Автор «Простой истории» нередко заставляет нас смеяться (роман богат замечательными смешными местами), последним же смеется он сам, смеется над тем, как ловко он нас провел.
К нашему большому удивлению, «Простая история» оказывается антироманом. Внимательно перечитав его, задаешься вопросом: не удивила ли развязка самого Агнона? Увы, нам не суждено это узнать. Примечательно, что с развитием сюжета роль Блюмы становится все меньше, более того — и автор вынужден расстаться со своей героиней. Правда, он дает косвенное обещание, так и не выполненное им, посвятить ей отдельную книгу. Параллельно с этим происходит сдвиг от романтического, чуть ли не сентиментального тона, в котором написано начало романа, в сторону комического, хотя и по-прежнему нежного к его героям.
Каждый из этих регистров использовался Агноном и ранее. Так, в романтическо-сентиментальном тоне написана повесть «Расцвет молодости» (1921 год), в которой рассказывается история Акавии и Тирцы Мазл, в «Простой истории» фигурирующих в качестве второстепенных персонажей. Комическо-бурлескный регистр использован в социальной сатире «Молодость и старость» (1923 год). В «Простой истории», опубликованной в 1935 году, когда Агнон находился в расцвете творческих сил, автор начинает в первом регистре, затем все больше переключается на второй, но особое очарование роману придает именно то, что до самого конца в нем противопоставляются оба тона. И чем дальше, тем более юмористической становится история.

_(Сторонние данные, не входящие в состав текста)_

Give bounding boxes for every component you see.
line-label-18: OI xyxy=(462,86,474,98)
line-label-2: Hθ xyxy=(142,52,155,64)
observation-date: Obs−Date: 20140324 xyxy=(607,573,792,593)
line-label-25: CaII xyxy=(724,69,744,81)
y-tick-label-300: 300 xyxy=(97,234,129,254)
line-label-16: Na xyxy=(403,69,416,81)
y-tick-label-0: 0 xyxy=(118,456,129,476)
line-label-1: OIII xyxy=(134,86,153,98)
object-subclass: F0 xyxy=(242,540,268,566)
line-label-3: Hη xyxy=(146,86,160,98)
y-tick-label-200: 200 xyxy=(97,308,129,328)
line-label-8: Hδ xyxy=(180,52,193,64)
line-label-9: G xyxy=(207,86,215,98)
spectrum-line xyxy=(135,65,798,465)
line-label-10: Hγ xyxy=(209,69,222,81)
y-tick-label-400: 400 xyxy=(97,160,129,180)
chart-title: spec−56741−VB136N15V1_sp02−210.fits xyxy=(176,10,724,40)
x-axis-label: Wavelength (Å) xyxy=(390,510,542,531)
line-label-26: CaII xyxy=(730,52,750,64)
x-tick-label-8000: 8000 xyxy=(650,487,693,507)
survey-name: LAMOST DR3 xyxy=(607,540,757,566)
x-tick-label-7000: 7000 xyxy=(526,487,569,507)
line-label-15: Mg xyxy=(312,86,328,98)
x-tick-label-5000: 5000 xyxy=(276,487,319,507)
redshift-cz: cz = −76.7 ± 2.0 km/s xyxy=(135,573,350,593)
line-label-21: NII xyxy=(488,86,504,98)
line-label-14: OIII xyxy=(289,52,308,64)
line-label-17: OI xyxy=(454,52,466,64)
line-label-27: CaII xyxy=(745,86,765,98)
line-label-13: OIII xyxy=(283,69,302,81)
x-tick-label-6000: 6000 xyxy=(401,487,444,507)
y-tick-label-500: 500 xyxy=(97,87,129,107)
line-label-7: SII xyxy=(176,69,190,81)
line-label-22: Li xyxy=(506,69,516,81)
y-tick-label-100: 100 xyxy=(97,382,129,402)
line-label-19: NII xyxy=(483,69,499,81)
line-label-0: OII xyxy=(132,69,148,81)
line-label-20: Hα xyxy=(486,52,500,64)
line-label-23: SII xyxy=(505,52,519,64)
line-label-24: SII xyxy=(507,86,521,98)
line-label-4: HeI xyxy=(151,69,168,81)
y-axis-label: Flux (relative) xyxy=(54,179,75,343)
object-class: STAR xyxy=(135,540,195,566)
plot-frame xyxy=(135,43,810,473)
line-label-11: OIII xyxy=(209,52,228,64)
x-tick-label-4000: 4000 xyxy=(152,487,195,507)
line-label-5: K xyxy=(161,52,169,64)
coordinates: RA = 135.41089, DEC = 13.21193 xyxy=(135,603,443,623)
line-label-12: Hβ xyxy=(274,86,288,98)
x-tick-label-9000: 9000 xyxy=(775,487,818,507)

То ли тон романа меняется в связи с уходом Блюмы Нахт на задний план, то ли она отступает на задний план и образ ее бледнеет из-за желания автора придать сюжету другое направление — именно исчезновение Блюмы открывает шлюзы для его великого комического таланта. Ведь Блюма — один из двух персонажей в этом густо населенном многими типами романе, в которых отсутствует комическое. Второй — старый д-р Лангзам, излечивающий Гиршла от безумия.